Graduates with degrees in agriculture always have been able to find work — people need to eat no matter what. Recently, however, the field has seen an increase in demand for jobs.

Increased demand has come to the College of Agriculture and Natural Resources, or CANR, as well. Jill Cords, a field career consultant with the college, noted upward trends in job fair attendance.

“We had an increase in employers at the career agriculture fair and an increase in day-after interviews,” Cords said.

Agricultural companies also are posting many openings to online career billboards, including, Cords said.

“In some cases, we have more postings than we have students applying for them,” she said.

According to a graduate destination survey published by the college, the average starting salary for 2011 graduates was $41,862 a year, with the highest earner taking in $95,000 a year. Agribusiness was the top industry hiring CANR graduates.

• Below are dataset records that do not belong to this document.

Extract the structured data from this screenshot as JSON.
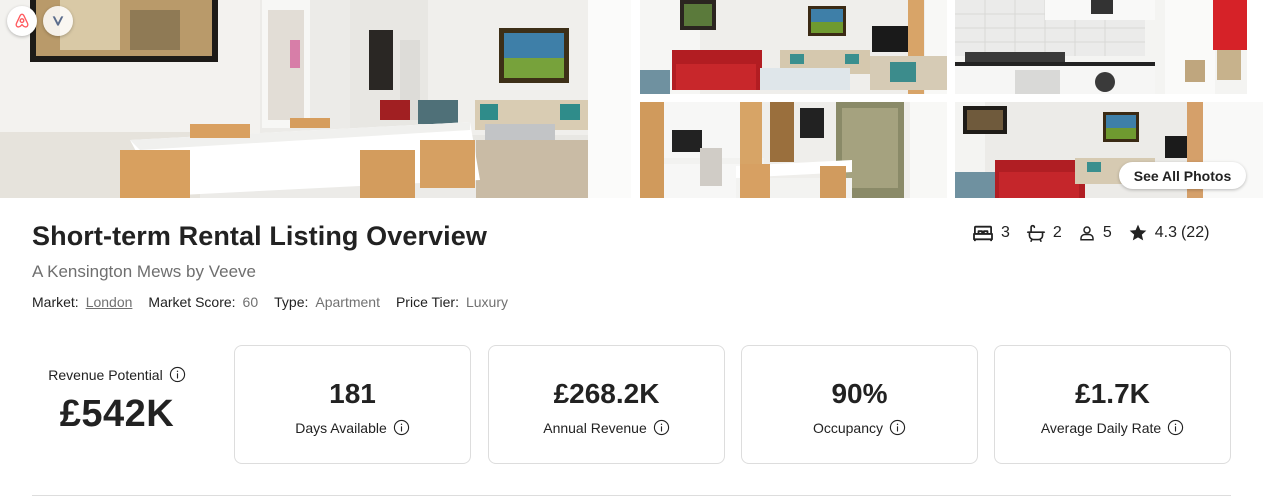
{
  "gallery": {
    "photos": [
      "dining-room",
      "living-room",
      "kitchen",
      "study",
      "living-room-2"
    ],
    "see_all_label": "See All Photos",
    "badges": [
      "airbnb-logo",
      "vrbo-logo"
    ]
  },
  "listing": {
    "title": "Short-term Rental Listing Overview",
    "subtitle": "A Kensington Mews by Veeve",
    "market_label": "Market:",
    "market_value": "London",
    "score_label": "Market Score:",
    "score_value": "60",
    "type_label": "Type:",
    "type_value": "Apartment",
    "tier_label": "Price Tier:",
    "tier_value": "Luxury"
  },
  "stats": {
    "bedrooms": "3",
    "bathrooms": "2",
    "guests": "5",
    "rating": "4.3",
    "reviews": "(22)"
  },
  "revenue": {
    "potential_label": "Revenue Potential",
    "potential_value": "£542K",
    "cards": [
      {
        "value": "181",
        "label": "Days Available"
      },
      {
        "value": "£268.2K",
        "label": "Annual Revenue"
      },
      {
        "value": "90%",
        "label": "Occupancy"
      },
      {
        "value": "£1.7K",
        "label": "Average Daily Rate"
      }
    ]
  },
  "colors": {
    "text": "#222222",
    "muted": "#717171",
    "border": "#dddddd",
    "airbnb": "#ff5a5f"
  }
}
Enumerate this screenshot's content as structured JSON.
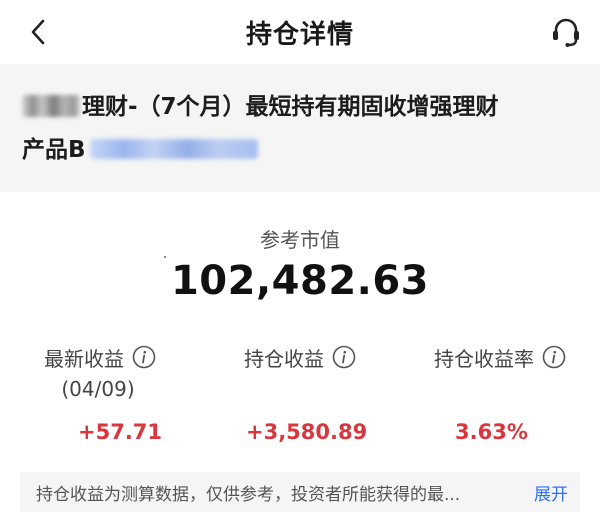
{
  "header": {
    "title": "持仓详情",
    "back_icon": "chevron-left-icon",
    "service_icon": "headset-icon"
  },
  "product": {
    "name_line1": "理财-（7个月）最短持有期固收增强理财",
    "name_line2": "产品B"
  },
  "market_value": {
    "label": "参考市值",
    "amount": "102,482.63"
  },
  "stats": {
    "latest_income": {
      "label": "最新收益",
      "date": "(04/09)",
      "value": "+57.71"
    },
    "holding_income": {
      "label": "持仓收益",
      "value": "+3,580.89"
    },
    "holding_rate": {
      "label": "持仓收益率",
      "value": "3.63%"
    }
  },
  "notice": {
    "text": "持仓收益为测算数据，仅供参考，投资者所能获得的最...",
    "expand_label": "展开"
  },
  "colors": {
    "positive": "#d9363e",
    "link": "#2f6ff0",
    "panel_bg": "#f5f5f5"
  }
}
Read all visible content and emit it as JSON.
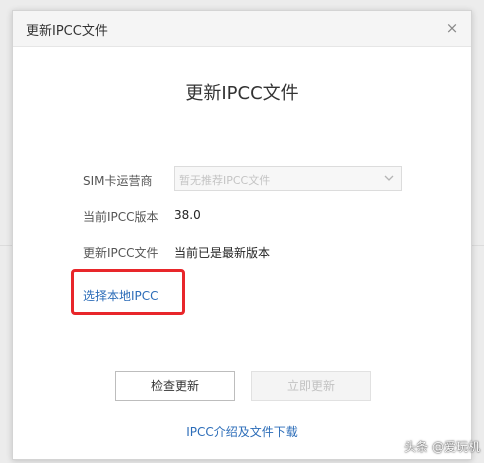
{
  "window": {
    "title": "更新IPCC文件",
    "close_glyph": "×"
  },
  "main": {
    "heading": "更新IPCC文件",
    "carrier_label": "SIM卡运营商",
    "carrier_select_value": "暂无推荐IPCC文件",
    "current_version_label": "当前IPCC版本",
    "current_version_value": "38.0",
    "update_file_label": "更新IPCC文件",
    "update_file_value": "当前已是最新版本",
    "choose_local_link": "选择本地IPCC"
  },
  "buttons": {
    "check_update": "检查更新",
    "update_now": "立即更新"
  },
  "footer": {
    "intro_link": "IPCC介绍及文件下载"
  },
  "watermark": {
    "text": "头条 @爱玩机"
  },
  "colors": {
    "link": "#2b6cb8",
    "highlight": "#e8262a",
    "disabled_text": "#c2c2c2"
  },
  "icons": {
    "close": "close-icon",
    "dropdown": "chevron-down-icon",
    "watermark_logo": "watermark-logo-icon"
  }
}
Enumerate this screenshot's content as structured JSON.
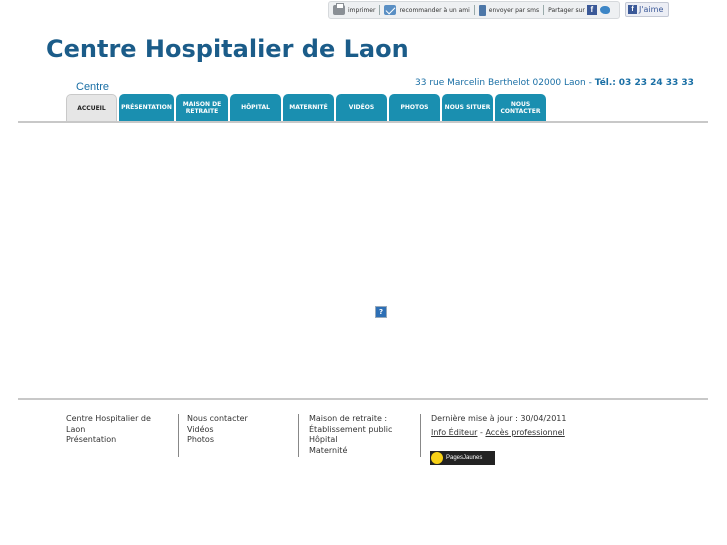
{
  "toolbar": {
    "print": "imprimer",
    "recommend": "recommander à un ami",
    "sms": "envoyer par sms",
    "share": "Partager sur",
    "like": "J'aime"
  },
  "header": {
    "title": "Centre Hospitalier de Laon",
    "address": "33 rue Marcelin Berthelot 02000 Laon  -",
    "tel_label": "Tél.:",
    "tel": "03 23 24 33 33",
    "centre_label": "Centre"
  },
  "nav": {
    "items": [
      {
        "label": "Accueil"
      },
      {
        "label": "Présentation"
      },
      {
        "label": "Maison de retraite"
      },
      {
        "label": "Hôpital"
      },
      {
        "label": "Maternité"
      },
      {
        "label": "Vidéos"
      },
      {
        "label": "Photos"
      },
      {
        "label": "Nous situer"
      },
      {
        "label": "Nous contacter"
      }
    ]
  },
  "main": {
    "missing_plugin": "?"
  },
  "footer": {
    "col1": [
      "Centre Hospitalier de",
      "Laon",
      "Présentation"
    ],
    "col2": [
      "Nous contacter",
      "Vidéos",
      "Photos"
    ],
    "col3": [
      "Maison de retraite :",
      "Établissement public",
      "Hôpital",
      "Maternité"
    ],
    "updated": "Dernière mise à jour : 30/04/2011",
    "info_editeur": "Info Éditeur",
    "dash": " - ",
    "acces_pro": "Accès professionnel",
    "pagesjaunes": "PagesJaunes"
  },
  "colors": {
    "title": "#1b5c89",
    "nav_tab": "#1a8fb0",
    "nav_active": "#e6e6e6"
  }
}
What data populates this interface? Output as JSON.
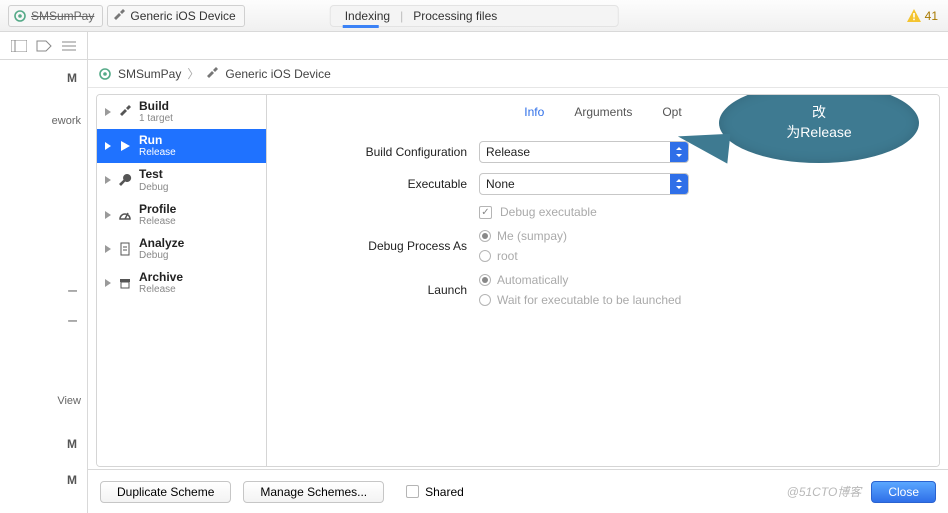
{
  "toolbar": {
    "project": "SMSumPay",
    "device": "Generic iOS Device",
    "status_left": "Indexing",
    "status_right": "Processing files",
    "warning_count": "41"
  },
  "nav": {
    "m": "M",
    "item1": "ework",
    "item2": "View"
  },
  "crumb": {
    "project": "SMSumPay",
    "device": "Generic iOS Device"
  },
  "schemes": [
    {
      "title": "Build",
      "sub": "1 target",
      "icon": "hammer"
    },
    {
      "title": "Run",
      "sub": "Release",
      "icon": "play",
      "selected": true
    },
    {
      "title": "Test",
      "sub": "Debug",
      "icon": "wrench"
    },
    {
      "title": "Profile",
      "sub": "Release",
      "icon": "gauge"
    },
    {
      "title": "Analyze",
      "sub": "Debug",
      "icon": "doc-eye"
    },
    {
      "title": "Archive",
      "sub": "Release",
      "icon": "archive"
    }
  ],
  "tabs": {
    "info": "Info",
    "arguments": "Arguments",
    "options": "Options"
  },
  "form": {
    "build_config_label": "Build Configuration",
    "build_config_value": "Release",
    "executable_label": "Executable",
    "executable_value": "None",
    "debug_exec": "Debug executable",
    "debug_as_label": "Debug Process As",
    "debug_as_me": "Me (sumpay)",
    "debug_as_root": "root",
    "launch_label": "Launch",
    "launch_auto": "Automatically",
    "launch_wait": "Wait for executable to be launched"
  },
  "callout": {
    "line1": "改",
    "line2": "为Release"
  },
  "footer": {
    "duplicate": "Duplicate Scheme",
    "manage": "Manage Schemes...",
    "shared": "Shared",
    "close": "Close",
    "watermark": "@51CTO博客"
  }
}
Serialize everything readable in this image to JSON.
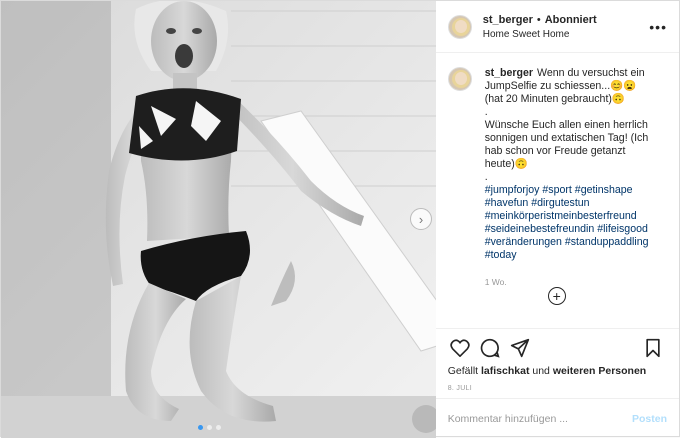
{
  "photo": {
    "icons": {
      "next": "chevron-right-icon"
    },
    "dots_count": 3,
    "active_dot": 0
  },
  "header": {
    "username": "st_berger",
    "separator": "•",
    "follow_status": "Abonniert",
    "location": "Home Sweet Home",
    "more_icon": "more-horizontal-icon"
  },
  "caption": {
    "username": "st_berger",
    "text_line1": "Wenn du versuchst ein JumpSelfie zu schiessen...😊😦(hat 20 Minuten gebraucht)🙃",
    "dot1": ".",
    "text_line2": "Wünsche Euch allen einen herrlich sonnigen und extatischen Tag! (Ich hab schon vor Freude getanzt heute)🙃",
    "dot2": ".",
    "hashtags_line1": "#jumpforjoy #sport #getinshape",
    "hashtags_line2": "#havefun #dirgutestun",
    "hashtags_line3": "#meinkörperistmeinbesterfreund",
    "hashtags_line4": "#seideinebestefreundin #lifeisgood",
    "hashtags_line5": "#veränderungen #standuppaddling",
    "hashtags_line6": "#today",
    "time": "1 Wo."
  },
  "load_more_icon": "plus-circle-icon",
  "actions": {
    "icons": [
      "heart-icon",
      "comment-icon",
      "share-icon",
      "bookmark-icon"
    ],
    "likes_prefix": "Gefällt",
    "likes_user": "lafischkat",
    "likes_and": "und",
    "likes_others": "weiteren Personen",
    "date": "8. JULI"
  },
  "comment": {
    "placeholder": "Kommentar hinzufügen ...",
    "post_label": "Posten"
  }
}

Cords, other CANR advisors and the Career Services Network educate students on the opportunities available to them in agricultural fields.

“We try to expose students to careers earlier,” Cords said.

Cords said she helps organize career-oriented initiatives including two agricultural career fairs a year, a bus trip to the Michigan Agri-Business Association Trade Show and smaller career exposure events focused on specific spheres of the field.

Sarah Campbell, who graduated MSU with a degree in agribusiness management in May 2012, has been working with agriculture ever since she grew up on a hog and cattle farm in St. Johns, Mich.

“I picked agribusiness because it is a very diverse degree — our major usually doesn’t have a problem finding a job after college,” Campbell said.

Campbell now works for Great Lakes Hybrids as a seed salesman. She said she has CANR friends who now work in various positions within agriculture — as farm credit agents, in commodity markets, as artificial cattle insemination technicians and writing for agricultural industry publications.

Elizabeth Wernette, an agricultural business management and animal science senior, will take a job with Purina Animal Nutrition after graduating this May. She interned twice with the company during the summer in college. Although the agricultural field is full of opportunities, Wernette said prospective employees still have to work hard to land job offers.

“With the larger companies you have to work to get noticed,” Wernette said. “I had networked (with Purina) in Michigan previously.”

Campbell agreed successfully entering into the field required effort.

“Be active — whether in clubs on campus, or having an internship or job,” she said. “In the big picture, it’s not about your GPA. It’s about managing your time, your experience.”